A volte si ha l’impressione che il passato sia lontano, quasi irreale. Ma guardando questo film, quella distanza si accorcia. Si entra dentro la storia, la si sente sulla pelle. E non perché ci sia chissà quale spettacolarizzazione, ma perché tutto è raccontato con una sincerità disarmante.

La tragedia della tribù Osage non è un semplice fatto storico, è un simbolo. Di come l’avidità può mascherarsi da affetto. Di come la giustizia, a volte, arriva tardi. E di quanto è importante ricordare.
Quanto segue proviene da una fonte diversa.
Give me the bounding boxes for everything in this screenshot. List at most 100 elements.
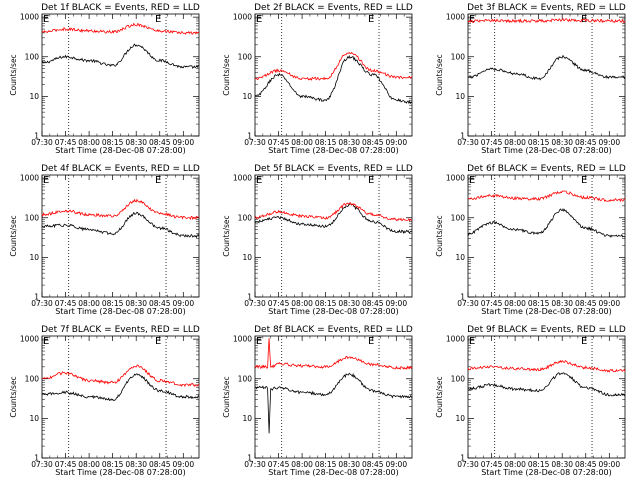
- x-tick-label: 08:15: [315, 460, 337, 469]
- series-line-lld: [254, 51, 413, 81]
- x-tick-label: 07:30: [244, 138, 266, 147]
- series-line-lld: [254, 338, 413, 370]
- y-tick-label: 100: [25, 374, 40, 383]
- e-marker-end: E: [368, 336, 374, 347]
- series-line-events: [41, 43, 200, 69]
- x-tick-label: 07:45: [55, 138, 77, 147]
- y-tick-label: 1000: [20, 335, 39, 344]
- panel-det-3f: Det 3f BLACK = Events, RED = LLD 1 10 100 10…: [435, 3, 626, 155]
- x-tick-label: 07:45: [268, 138, 290, 147]
- panel-title: Det 1f BLACK = Events, RED = LLD: [41, 3, 200, 13]
- panel-det-6f: Det 6f BLACK = Events, RED = LLD 1 10 100 10…: [435, 164, 626, 316]
- x-axis-label: Start Time (28-Dec-08 07:28:00): [268, 307, 399, 316]
- y-tick-label: 1: [34, 132, 39, 141]
- x-tick-label: 08:00: [291, 460, 313, 469]
- y-tick-label: 100: [25, 213, 40, 222]
- y-tick-label: 100: [451, 374, 466, 383]
- x-tick-label: 09:00: [172, 460, 194, 469]
- e-marker-start: E: [256, 336, 262, 347]
- x-tick-label: 09:00: [598, 138, 620, 147]
- y-tick-label: 1: [460, 132, 465, 141]
- x-tick-label: 08:15: [102, 138, 124, 147]
- panel-det-1f: Det 1f BLACK = Events, RED = LLD 1 10 100 10…: [9, 3, 200, 155]
- series-line-lld: [254, 202, 413, 222]
- plot-frame: [41, 13, 200, 137]
- y-tick-label: 100: [451, 52, 466, 61]
- e-marker-start: E: [469, 14, 475, 25]
- x-tick-label: 08:30: [338, 299, 360, 308]
- x-tick-label: 08:45: [362, 138, 384, 147]
- y-tick-label: 100: [451, 213, 466, 222]
- x-tick-label: 07:45: [481, 299, 503, 308]
- plot-frame: [467, 174, 626, 298]
- y-tick-label: 10: [455, 414, 465, 423]
- x-tick-label: 08:00: [504, 460, 526, 469]
- e-marker-end: E: [155, 14, 161, 25]
- y-tick-label: 1: [460, 293, 465, 302]
- x-tick-label: 08:00: [504, 138, 526, 147]
- x-tick-label: 07:45: [55, 299, 77, 308]
- e-marker-start: E: [43, 14, 49, 25]
- panel-det-5f: Det 5f BLACK = Events, RED = LLD 1 10 100 10…: [222, 164, 413, 316]
- x-tick-label: 07:45: [268, 299, 290, 308]
- series-line-events: [41, 373, 200, 401]
- x-tick-label: 09:00: [598, 299, 620, 308]
- x-axis-label: Start Time (28-Dec-08 07:28:00): [268, 146, 399, 155]
- e-marker-start: E: [469, 175, 475, 186]
- y-tick-label: 10: [29, 253, 39, 262]
- panel-det-2f: Det 2f BLACK = Events, RED = LLD 1 10 100 10…: [222, 3, 413, 155]
- e-marker-start: E: [256, 14, 262, 25]
- x-tick-label: 08:30: [551, 460, 573, 469]
- y-tick-label: 10: [242, 414, 252, 423]
- x-tick-label: 08:00: [78, 138, 100, 147]
- y-tick-label: 1: [247, 293, 252, 302]
- e-marker-start: E: [43, 336, 49, 347]
- x-axis-label: Start Time (28-Dec-08 07:28:00): [268, 468, 399, 477]
- y-tick-label: 10: [242, 92, 252, 101]
- panel-title: Det 5f BLACK = Events, RED = LLD: [254, 164, 413, 174]
- x-tick-label: 08:00: [78, 460, 100, 469]
- x-tick-label: 08:45: [149, 138, 171, 147]
- e-marker-end: E: [155, 175, 161, 186]
- x-tick-label: 08:30: [551, 299, 573, 308]
- x-tick-label: 07:30: [457, 299, 479, 308]
- series-line-events: [41, 211, 200, 239]
- e-marker-start: E: [469, 336, 475, 347]
- y-tick-label: 10: [29, 92, 39, 101]
- plot-frame: [41, 335, 200, 459]
- y-axis-label: Counts/sec: [222, 215, 231, 256]
- series-line-lld: [467, 18, 626, 24]
- series-line-events: [254, 372, 413, 434]
- panel-title: Det 4f BLACK = Events, RED = LLD: [41, 164, 200, 174]
- y-tick-label: 10: [455, 92, 465, 101]
- x-axis-label: Start Time (28-Dec-08 07:28:00): [481, 468, 612, 477]
- x-tick-label: 08:45: [362, 460, 384, 469]
- x-axis-label: Start Time (28-Dec-08 07:28:00): [481, 307, 612, 316]
- e-marker-end: E: [368, 14, 374, 25]
- panel-title: Det 8f BLACK = Events, RED = LLD: [254, 325, 413, 335]
- x-axis-label: Start Time (28-Dec-08 07:28:00): [55, 307, 186, 316]
- series-line-events: [467, 372, 626, 397]
- y-tick-label: 1000: [446, 13, 465, 22]
- x-axis-label: Start Time (28-Dec-08 07:28:00): [481, 146, 612, 155]
- x-tick-label: 08:30: [125, 299, 147, 308]
- x-tick-label: 07:45: [55, 460, 77, 469]
- y-axis-label: Counts/sec: [9, 54, 18, 95]
- plot-frame: [41, 174, 200, 298]
- y-tick-label: 100: [238, 52, 253, 61]
- y-tick-label: 1000: [446, 335, 465, 344]
- x-tick-label: 08:15: [528, 138, 550, 147]
- y-tick-label: 1000: [233, 174, 252, 183]
- e-marker-start: E: [43, 175, 49, 186]
- x-tick-label: 08:45: [149, 299, 171, 308]
- y-tick-label: 1: [247, 132, 252, 141]
- x-tick-label: 08:30: [338, 460, 360, 469]
- y-tick-label: 100: [238, 213, 253, 222]
- series-line-events: [254, 54, 413, 105]
- x-tick-label: 08:15: [102, 460, 124, 469]
- x-tick-label: 08:45: [575, 299, 597, 308]
- y-tick-label: 1: [34, 454, 39, 463]
- x-tick-label: 07:30: [31, 460, 53, 469]
- plot-frame: [467, 13, 626, 137]
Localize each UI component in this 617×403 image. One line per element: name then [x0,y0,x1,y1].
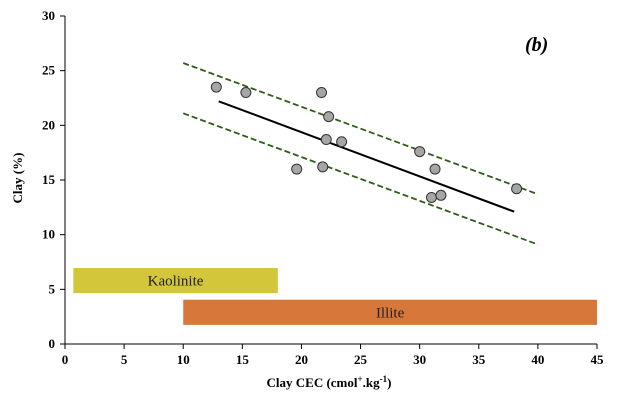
y-tick-label: 0 [49,336,56,351]
axis-ticks: 0 5 10 15 20 25 30 0 5 10 15 20 25 30 35 40 45 [42,8,604,367]
x-axis-label-sup: + [358,374,363,384]
panel-label: (b) [525,34,548,56]
data-point [511,183,523,195]
upper-confidence-line [182,62,539,196]
kaolinite-range-label: Kaolinite [148,274,204,290]
axes [64,16,597,345]
data-point [435,189,447,201]
x-axis-label: Clay CEC (cmol+.kg-1) [267,374,392,390]
x-axis-label-main: Clay CEC (cmol [267,375,358,390]
data-point [414,146,426,158]
x-tick-label: 15 [236,352,250,367]
x-tick-label: 20 [295,352,308,367]
x-tick-label: 45 [591,352,605,367]
data-point [320,134,332,146]
y-tick-label: 15 [42,172,56,187]
data-point [291,163,303,175]
x-tick-label: 35 [472,352,486,367]
x-tick-label: 25 [354,352,368,367]
data-point [336,136,348,148]
data-point [317,161,329,173]
regression-lines [182,62,539,246]
x-tick-label: 5 [121,352,128,367]
y-axis-label: Clay (%) [10,153,25,204]
data-points [210,81,523,203]
regression-fit-line [218,100,515,213]
kaolinite-range-bar [73,268,278,294]
y-tick-label: 20 [42,117,55,132]
x-axis-label-sup2: -1 [380,374,388,384]
x-tick-label: 40 [531,352,544,367]
x-tick-label: 30 [413,352,426,367]
data-point [425,191,437,203]
mineral-ranges: Kaolinite Illite [73,268,597,325]
x-axis-label-mid: .kg [363,375,380,390]
y-tick-label: 5 [49,281,56,296]
data-point [323,111,335,123]
illite-range-label: Illite [376,305,405,321]
illite-range-bar [183,299,597,325]
data-point [240,87,252,99]
x-tick-label: 0 [62,352,69,367]
y-tick-label: 10 [42,227,55,242]
x-tick-label: 10 [177,352,190,367]
y-tick-label: 25 [42,63,56,78]
lower-confidence-line [182,112,539,246]
y-tick-label: 30 [42,8,55,23]
data-point [429,163,441,175]
data-point [210,81,222,93]
x-axis-label-end: ) [387,375,391,390]
data-point [316,87,328,99]
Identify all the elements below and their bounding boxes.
Non è un film comodo. Non si esce leggeri dopo averlo visto. Ma è proprio questo a renderlo necessario. Scorsese non cerca di dare risposte, ma di far porre domande. E lo fa senza giudicare, lasciando allo spettatore il compito più difficile: capire da che parte stare.

C’è ancora tempo per vederlo, ma non molto. Dopo il 17 luglio potrebbe sparire dal radar, come succede spesso con i titoli più scomodi. Meglio non aspettare l’ultimo secondo. Perché certi film non sono solo da guardare. Sono da vivere, da ascoltare, da lasciare decantare. E questo, senza dubbio, è uno di quelli.